Personal Statistics

Birthdate: July 12, 1983

Resides: Cloverdale, CA

Employment: Runs Papa’s Pizza, a local restaurant in Northern California and runs Pacific Coast Freediving with Erin Magee.

Jake first fell in love with water when he was young, always competing with friends in the local rivers around Northern California to see who could dive deepest, stay longest, collect the most crayfish and spear the biggest carp. He would spend whole summers in the water and later on figured that the ocean was the next logical step. He made his first ocean freedive at Russian Gulch State Park when he was 12 years old, wearing a rubber suit from 1982 that was big enough for two of him at the time. He froze, but didn’t care and left the water smiling, even if it was through chattering teeth. He pulled his first abalone when he was 13 years old and shot his first lingcod soon after. It didn’t take long before he was hooked. He’d even skip high school when the ocean was calm, but just don’t tell his parents!

He first decided to take a Performance Freediving Intermediate Freediver course when he realized that he was getting better and diving deeper than his buddies were able to safety him properly. Realizing that he was pushing his luck, he decided to take a course. Initially the course attracted Jake because he heard that graduates of PFI programs saw great jumps in their performances, but what he really learned the first day was just how lucky he was to have survived years of solo diving. He soon realized that if divers in his area knew proper freediving safety there would be far fewer deaths locally each year.

Following his Intermediate course Jake signed up and took the Advanced course, where he fine-tuned his technique and furthered his freediving knowledge to help him reach depths beyond 100 feet. By the end of the course he was diving to 45 meters/150 feet and felt he’d only scratched the surface of what he was capable of doing. He left the course excited about continuing the increase his depth and to find another way to pursue a career in freediving. He decided to take the professional programs and to become a Performance Freediving instructor soon thereafter.

Jake says that his decision to become an instructor hinged heavily on his urge to share the sport of freediving with others. “I love teaching and sharing a sport that has given me so much. It’s my way of giving back.”

Jake says that he wants to provide students with the same experience he had in his first freediving course and to give them the same feeling of accomplishment he felt at the end of the program. “It is extremely rewarding to be a part of the enlightenment, education and discovery students achieve in a PFI course.
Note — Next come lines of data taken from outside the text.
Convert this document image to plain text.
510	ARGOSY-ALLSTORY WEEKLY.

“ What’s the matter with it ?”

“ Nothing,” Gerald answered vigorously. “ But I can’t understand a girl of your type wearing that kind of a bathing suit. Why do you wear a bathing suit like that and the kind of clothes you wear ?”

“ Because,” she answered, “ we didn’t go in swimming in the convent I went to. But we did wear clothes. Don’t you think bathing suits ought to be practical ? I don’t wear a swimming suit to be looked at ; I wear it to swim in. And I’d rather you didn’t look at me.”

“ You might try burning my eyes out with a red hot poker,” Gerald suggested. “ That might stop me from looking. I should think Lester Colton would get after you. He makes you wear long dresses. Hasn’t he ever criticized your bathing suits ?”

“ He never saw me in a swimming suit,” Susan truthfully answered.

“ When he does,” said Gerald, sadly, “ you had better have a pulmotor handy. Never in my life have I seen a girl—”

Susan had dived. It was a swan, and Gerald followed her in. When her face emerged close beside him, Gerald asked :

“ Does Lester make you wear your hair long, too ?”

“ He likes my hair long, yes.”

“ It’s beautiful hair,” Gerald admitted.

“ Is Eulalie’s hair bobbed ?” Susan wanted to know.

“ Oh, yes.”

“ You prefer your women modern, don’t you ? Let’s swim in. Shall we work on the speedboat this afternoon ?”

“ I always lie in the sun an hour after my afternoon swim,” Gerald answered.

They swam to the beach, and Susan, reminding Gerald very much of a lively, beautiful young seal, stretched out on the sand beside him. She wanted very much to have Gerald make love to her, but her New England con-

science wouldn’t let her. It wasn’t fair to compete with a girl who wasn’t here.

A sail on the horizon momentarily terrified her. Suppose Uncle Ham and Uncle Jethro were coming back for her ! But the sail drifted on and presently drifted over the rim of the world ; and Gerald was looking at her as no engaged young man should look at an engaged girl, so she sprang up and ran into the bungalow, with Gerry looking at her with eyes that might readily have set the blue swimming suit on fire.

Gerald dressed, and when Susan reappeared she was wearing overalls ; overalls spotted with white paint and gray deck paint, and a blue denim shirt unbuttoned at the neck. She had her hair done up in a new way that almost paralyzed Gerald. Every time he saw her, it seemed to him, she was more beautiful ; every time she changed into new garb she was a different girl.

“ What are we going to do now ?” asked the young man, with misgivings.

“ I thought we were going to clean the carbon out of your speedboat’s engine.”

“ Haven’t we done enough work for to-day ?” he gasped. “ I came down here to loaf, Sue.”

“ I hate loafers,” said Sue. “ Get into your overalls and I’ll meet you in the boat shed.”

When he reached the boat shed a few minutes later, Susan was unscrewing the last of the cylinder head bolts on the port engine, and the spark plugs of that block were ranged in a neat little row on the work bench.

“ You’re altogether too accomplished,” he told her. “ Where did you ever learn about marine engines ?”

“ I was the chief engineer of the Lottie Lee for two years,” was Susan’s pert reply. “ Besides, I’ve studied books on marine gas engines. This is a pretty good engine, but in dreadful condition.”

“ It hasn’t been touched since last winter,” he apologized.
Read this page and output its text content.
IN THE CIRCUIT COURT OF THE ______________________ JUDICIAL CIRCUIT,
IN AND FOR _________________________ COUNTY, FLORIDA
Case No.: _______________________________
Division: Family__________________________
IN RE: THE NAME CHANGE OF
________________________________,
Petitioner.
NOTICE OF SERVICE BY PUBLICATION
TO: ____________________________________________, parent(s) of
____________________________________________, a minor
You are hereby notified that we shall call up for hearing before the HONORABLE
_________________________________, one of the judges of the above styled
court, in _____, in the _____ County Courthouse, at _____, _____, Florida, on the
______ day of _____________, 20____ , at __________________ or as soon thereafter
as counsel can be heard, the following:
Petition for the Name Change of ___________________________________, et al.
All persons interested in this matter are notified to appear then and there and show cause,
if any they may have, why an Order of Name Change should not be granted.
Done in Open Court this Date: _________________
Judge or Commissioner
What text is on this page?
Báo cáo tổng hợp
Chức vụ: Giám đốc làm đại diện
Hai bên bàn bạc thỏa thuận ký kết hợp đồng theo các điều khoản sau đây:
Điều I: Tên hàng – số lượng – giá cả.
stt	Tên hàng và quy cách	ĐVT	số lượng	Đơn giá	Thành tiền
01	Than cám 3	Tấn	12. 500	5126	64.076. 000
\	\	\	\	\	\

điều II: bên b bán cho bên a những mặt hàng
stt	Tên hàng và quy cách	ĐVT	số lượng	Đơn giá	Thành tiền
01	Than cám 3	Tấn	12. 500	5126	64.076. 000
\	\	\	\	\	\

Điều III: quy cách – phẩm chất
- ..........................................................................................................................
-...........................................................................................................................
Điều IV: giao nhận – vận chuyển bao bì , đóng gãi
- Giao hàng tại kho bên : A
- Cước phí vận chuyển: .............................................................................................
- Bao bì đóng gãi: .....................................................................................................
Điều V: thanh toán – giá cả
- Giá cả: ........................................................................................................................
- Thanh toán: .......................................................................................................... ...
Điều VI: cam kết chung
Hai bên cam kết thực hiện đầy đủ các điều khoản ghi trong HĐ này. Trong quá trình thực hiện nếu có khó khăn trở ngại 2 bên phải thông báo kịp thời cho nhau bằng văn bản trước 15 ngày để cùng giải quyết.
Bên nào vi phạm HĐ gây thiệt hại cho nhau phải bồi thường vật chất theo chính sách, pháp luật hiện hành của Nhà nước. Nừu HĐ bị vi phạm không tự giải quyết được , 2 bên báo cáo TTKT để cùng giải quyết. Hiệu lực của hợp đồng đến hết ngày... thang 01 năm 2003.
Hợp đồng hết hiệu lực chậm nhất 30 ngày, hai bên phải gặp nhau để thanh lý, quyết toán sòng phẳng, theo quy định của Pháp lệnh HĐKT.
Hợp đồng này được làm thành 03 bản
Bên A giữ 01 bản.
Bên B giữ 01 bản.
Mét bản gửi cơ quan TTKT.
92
PFI definitely changes the way you dive for the better.”

Even though his hometown dive location of Northern California tends to be fairly cold and is sometimes a challenging place to dive, Jake says that the flora and fauna of the northern west coast could compete with any tropical location and that diving kelp is like gliding suspended through a forest. “My goal in teaching here is to help students achieve greater comfort and safety as they search for abalone or rockfish.”

Jake says that his greatest satisfaction in teaching comes from watching hesitant students achieve things they thought they couldn’t do. “PFI changes the notion of what is possible for freedivers. And the people I’ve met as a student and instructor are amazing.”

And even though Jake spends most of his time on the west coast he often finds himself out east with Performance Freediving, either in Fort Lauderdale or Grand Cayman for some scooter diving and scooter racing. “Scootering is to freediving what base jumping is to aviation. It’s the purest way to experience underwater propulsion. On one breath of air and with virtually no effort you can get as close as you will ever come to being a marine mammal. The sensations are indescribable.”

In addition to teaching Jake is focusing on training for the annual PFI competition in Grand Cayman in 2011. He says that he not only wants to increase his personal bests, but also wants to train himself to reliably reach depths beyond 50 meters repetitively to help him continue pushing his instruction skills to the highest level.